Introduction

The Supreme Court recently assessed a case where the parties had agreed two conflicting forum selection clauses within the same contract:

  • an arbitration agreement; and
  • a jurisdiction clause in favour of a state court seated in Russia.(1)

However, when a dispute arose, the claimant argued that as a result of the conflict, there was no valid agreement and brought its action in a third forum – an Austrian state court, the seat of the defendant and the competent forum according to Austrian statutory law.

In its 20 January 2021 decision, the Supreme Court set out the principles relevant in dealing with colliding forum clauses and their relation to statutory law.

Facts

The claimant sought a declaratory judgment that a purchase agreement concluded with the defendant in 2015 was null and void and requested repayment of the partial purchase price already paid.

The purchase agreement contained two forum clauses:

  • an arbitration clause in favour of arbitration seated in Vienna; and
  • a jurisdiction clause relating to a state court in Moscow.

None of the clauses stated that they were exclusive. However, the claimant chose neither arbitration nor the Moscow state court and instead brought its action at the seat of the defendant in Austria pursuant to statutory law.

First and second-instance decisions

The Austrian first and second-instance courts dismissed the claimant's action due to a lack of subject matter jurisdiction. The courts held that the arbitration agreement and the jurisdiction clause could coexist because neither had been drafted in an exclusive manner. The claimant had the right to choose between the two contractually agreed forums but could not resort to statutory law.

The first and second-instance courts declined jurisdiction because of the parties' valid agreement to settle disputes either by arbitration or in front of a Moscow state court.
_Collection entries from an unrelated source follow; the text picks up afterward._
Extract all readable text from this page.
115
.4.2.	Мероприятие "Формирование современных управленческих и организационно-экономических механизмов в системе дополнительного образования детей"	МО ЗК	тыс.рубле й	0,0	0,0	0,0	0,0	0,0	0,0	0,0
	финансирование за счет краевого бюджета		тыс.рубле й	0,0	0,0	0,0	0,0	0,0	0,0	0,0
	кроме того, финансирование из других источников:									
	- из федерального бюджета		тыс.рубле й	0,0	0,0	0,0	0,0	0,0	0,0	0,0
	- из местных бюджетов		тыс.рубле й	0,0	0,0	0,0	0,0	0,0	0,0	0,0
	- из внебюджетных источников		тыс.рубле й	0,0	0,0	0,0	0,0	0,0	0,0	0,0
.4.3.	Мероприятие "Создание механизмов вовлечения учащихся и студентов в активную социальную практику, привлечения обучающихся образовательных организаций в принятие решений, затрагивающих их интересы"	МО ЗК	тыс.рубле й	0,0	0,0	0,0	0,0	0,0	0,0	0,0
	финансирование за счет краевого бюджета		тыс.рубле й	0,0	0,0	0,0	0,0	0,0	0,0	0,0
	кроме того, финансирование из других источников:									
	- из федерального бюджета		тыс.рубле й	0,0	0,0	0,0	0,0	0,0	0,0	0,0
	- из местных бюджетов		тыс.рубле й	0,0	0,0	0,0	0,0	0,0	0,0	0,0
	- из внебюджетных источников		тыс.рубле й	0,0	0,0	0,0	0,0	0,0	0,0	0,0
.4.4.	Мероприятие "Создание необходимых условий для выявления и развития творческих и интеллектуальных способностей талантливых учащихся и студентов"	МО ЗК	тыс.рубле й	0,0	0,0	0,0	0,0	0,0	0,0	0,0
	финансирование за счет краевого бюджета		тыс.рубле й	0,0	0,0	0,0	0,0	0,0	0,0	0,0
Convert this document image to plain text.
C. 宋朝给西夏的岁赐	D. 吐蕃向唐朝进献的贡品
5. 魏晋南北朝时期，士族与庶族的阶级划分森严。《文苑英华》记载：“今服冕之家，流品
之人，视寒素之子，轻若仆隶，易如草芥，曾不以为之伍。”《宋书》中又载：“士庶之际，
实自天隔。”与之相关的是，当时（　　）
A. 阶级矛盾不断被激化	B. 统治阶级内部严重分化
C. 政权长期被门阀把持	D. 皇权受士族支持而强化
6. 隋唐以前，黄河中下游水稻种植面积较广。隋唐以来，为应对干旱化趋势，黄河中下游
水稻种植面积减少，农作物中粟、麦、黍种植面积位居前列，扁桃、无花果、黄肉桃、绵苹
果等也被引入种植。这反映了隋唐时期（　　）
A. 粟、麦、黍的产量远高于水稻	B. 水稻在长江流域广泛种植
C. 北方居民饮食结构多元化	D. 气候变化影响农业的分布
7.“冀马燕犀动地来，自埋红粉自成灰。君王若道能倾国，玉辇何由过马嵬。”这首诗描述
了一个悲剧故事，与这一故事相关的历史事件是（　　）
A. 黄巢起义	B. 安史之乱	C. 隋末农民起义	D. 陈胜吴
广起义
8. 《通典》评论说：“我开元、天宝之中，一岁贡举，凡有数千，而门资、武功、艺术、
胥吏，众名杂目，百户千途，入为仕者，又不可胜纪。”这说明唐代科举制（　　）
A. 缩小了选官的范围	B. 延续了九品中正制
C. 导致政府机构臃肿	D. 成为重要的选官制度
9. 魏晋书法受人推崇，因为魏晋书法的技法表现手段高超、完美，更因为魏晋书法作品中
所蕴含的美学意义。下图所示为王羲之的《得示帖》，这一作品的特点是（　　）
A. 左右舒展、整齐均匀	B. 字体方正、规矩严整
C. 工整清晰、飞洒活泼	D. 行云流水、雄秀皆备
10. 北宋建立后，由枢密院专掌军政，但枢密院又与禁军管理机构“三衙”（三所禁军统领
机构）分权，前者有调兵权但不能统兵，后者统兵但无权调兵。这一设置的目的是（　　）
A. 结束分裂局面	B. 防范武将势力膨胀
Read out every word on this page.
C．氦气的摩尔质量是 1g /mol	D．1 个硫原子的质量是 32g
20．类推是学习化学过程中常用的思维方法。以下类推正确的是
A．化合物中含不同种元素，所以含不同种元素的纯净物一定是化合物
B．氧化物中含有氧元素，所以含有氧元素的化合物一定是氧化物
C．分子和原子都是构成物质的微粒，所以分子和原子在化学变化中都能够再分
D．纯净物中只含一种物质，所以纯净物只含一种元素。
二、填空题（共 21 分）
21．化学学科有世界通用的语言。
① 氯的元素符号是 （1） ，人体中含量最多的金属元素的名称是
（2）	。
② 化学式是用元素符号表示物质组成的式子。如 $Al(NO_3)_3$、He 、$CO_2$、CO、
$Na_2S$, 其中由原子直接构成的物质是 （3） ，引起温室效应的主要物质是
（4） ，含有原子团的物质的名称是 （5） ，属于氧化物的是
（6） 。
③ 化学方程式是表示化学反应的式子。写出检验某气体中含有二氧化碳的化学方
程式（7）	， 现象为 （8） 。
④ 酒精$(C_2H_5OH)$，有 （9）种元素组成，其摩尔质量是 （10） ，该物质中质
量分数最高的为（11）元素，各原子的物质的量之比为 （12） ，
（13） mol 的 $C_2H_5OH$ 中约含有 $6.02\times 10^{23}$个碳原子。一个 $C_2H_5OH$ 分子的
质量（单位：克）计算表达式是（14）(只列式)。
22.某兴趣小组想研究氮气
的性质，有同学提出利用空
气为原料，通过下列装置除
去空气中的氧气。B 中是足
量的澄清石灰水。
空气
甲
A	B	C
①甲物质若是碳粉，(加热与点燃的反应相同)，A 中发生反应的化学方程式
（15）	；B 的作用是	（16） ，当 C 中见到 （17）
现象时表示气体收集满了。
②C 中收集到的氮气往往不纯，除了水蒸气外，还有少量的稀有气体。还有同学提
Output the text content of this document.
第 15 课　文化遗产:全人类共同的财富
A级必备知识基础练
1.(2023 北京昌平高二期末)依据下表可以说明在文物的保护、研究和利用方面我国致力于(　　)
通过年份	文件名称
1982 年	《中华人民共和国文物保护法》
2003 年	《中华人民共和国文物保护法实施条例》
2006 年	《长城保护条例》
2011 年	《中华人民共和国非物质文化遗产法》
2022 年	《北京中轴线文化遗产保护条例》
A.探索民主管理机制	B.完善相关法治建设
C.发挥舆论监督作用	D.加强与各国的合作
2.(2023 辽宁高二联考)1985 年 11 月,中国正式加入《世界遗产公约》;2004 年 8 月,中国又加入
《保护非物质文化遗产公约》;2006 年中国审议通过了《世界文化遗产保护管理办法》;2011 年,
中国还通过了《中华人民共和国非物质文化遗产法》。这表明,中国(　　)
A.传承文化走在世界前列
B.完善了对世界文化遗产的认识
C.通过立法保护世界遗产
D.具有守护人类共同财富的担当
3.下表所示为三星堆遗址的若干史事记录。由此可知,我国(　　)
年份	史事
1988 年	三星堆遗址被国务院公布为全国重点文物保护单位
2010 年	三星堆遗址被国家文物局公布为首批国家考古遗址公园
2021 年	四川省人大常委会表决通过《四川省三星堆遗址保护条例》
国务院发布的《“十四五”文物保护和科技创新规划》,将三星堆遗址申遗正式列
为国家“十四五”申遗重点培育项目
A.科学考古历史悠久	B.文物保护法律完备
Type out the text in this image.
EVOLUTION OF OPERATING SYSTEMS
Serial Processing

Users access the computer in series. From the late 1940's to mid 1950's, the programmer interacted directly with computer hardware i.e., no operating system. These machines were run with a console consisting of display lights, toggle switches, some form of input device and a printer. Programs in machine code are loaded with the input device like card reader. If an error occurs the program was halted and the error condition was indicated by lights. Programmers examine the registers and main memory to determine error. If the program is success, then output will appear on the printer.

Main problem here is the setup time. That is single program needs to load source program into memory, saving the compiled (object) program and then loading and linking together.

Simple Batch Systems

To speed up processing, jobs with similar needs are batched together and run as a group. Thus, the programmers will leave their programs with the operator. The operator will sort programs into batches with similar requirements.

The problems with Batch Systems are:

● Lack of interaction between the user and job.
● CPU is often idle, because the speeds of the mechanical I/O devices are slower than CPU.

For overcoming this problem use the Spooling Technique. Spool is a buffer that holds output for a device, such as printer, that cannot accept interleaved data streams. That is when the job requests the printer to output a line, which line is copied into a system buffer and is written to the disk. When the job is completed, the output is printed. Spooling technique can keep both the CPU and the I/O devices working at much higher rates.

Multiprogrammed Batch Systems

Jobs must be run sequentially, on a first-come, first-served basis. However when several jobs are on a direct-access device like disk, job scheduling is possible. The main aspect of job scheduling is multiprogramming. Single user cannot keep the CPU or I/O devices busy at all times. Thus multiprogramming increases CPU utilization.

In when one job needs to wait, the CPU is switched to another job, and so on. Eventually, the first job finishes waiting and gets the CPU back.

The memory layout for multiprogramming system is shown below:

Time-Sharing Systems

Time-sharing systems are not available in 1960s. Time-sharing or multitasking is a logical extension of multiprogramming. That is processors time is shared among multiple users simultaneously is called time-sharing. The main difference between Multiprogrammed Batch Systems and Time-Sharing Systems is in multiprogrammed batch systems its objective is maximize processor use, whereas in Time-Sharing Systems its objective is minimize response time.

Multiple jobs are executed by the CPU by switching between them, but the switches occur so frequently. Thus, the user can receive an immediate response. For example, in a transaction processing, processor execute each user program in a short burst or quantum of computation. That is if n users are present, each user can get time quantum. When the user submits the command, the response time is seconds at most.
The courts also held that an arbitration agreement must be given effect ex officio (without a request from a party) when assessing jurisdiction.

The claimant brought an extraordinary appeal to the Austrian Supreme Court, which objected to the legal view expressed by the first and second-instance courts.

Issue

The claimant argued that the parties' intention could not be established; thus, only the wording of the purchase agreement was relevant. The claimant opined that due to the contradictory wording of the arbitration agreement and jurisdiction clause, both had to be held invalid. To further highlight this contradiction, the claimant also noted that – consistent with the conflicting forum clauses – the parties had also agreed two contradictory applicable laws: Austrian and Russian. As a result of the invalidity of both forum clauses, the claimant proposed that jurisdiction for its action was subject to statutory rules.

Supreme Court decision

The Supreme Court invoked established case law according to which, in cases of conflict between a jurisdiction clause and an arbitration agreement in the same document, both clauses can effectively coexist unless the agreement contemplates the exclusive jurisdiction of state courts despite an arbitration clause. Since in this case neither clause had been drafted as exclusive, there was no contradictory wording in the contract. Thus, both clauses were held to be valid. The fact that the parties had agreed the application of different substantive laws in corresponding provisions to the jurisdiction clauses was not considered relevant to support the claimant's argument. After all, multiple governing laws may apply alternatively or cumulatively to the same question or facts. For example, parties can agree that the substantive law at the venue of a dispute will apply.

The Supreme Court has constantly ruled that an existing and valid arbitration agreement generally leads to a lack of subject matter jurisdiction of state courts. However, such lack of subject matter jurisdiction is not automatically a consequence of an arbitration agreement because an arbitration agreement can also provide for the non-exclusive jurisdiction of the arbitral tribunal, which gives parties the opportunity to agree on additional forums. Such an agreement gives claimants the right to choose, as was the case in this litigation, between the two forums contractually agreed.

Further, the Supreme Court confirmed that if a valid arbitration agreement exists, it must be given effect ex officio by a state court. As a result, the Supreme Court held that the first and second-instance decisions were correct.

Comment

In practice, conflicting forum selection clauses providing for the jurisdiction of state courts on the one hand and arbitral tribunals on the other hand are regularly contained in one contract. When in doubt, Austrian case law generally tends to construe contracts in a way that gives effect to the arbitration agreement. Consequently, it is established case law that conflicting forum clauses do not lead to the invalidity of the arbitration agreement if the jurisdiction clause does not provide for the exclusive jurisdiction of state courts. In such cases, both forum selection clauses have a justification to co-exist and the contract is not contradictory in this regard.

Further, where an arbitration agreement does not provide for the exclusive jurisdiction of an arbitral tribunal, it is usually construed as an optional arbitration agreement, next to which additional (non-exclusive) forum clauses are permitted. Such a flexible approach can be useful in practice where claimants may, for example, choose to resort to state courts for minor disputes and arbitration for major or confidential issues. While it seems to be an elegant solution to deal with conflicting forum selection clauses, it should be kept in mind that such an approach is available only in cases where neither forum clause expressly provides for exclusive jurisdiction.

Endnotes

(1) Supreme Court, 20 January 2021, Docket 3 Ob 127/20b.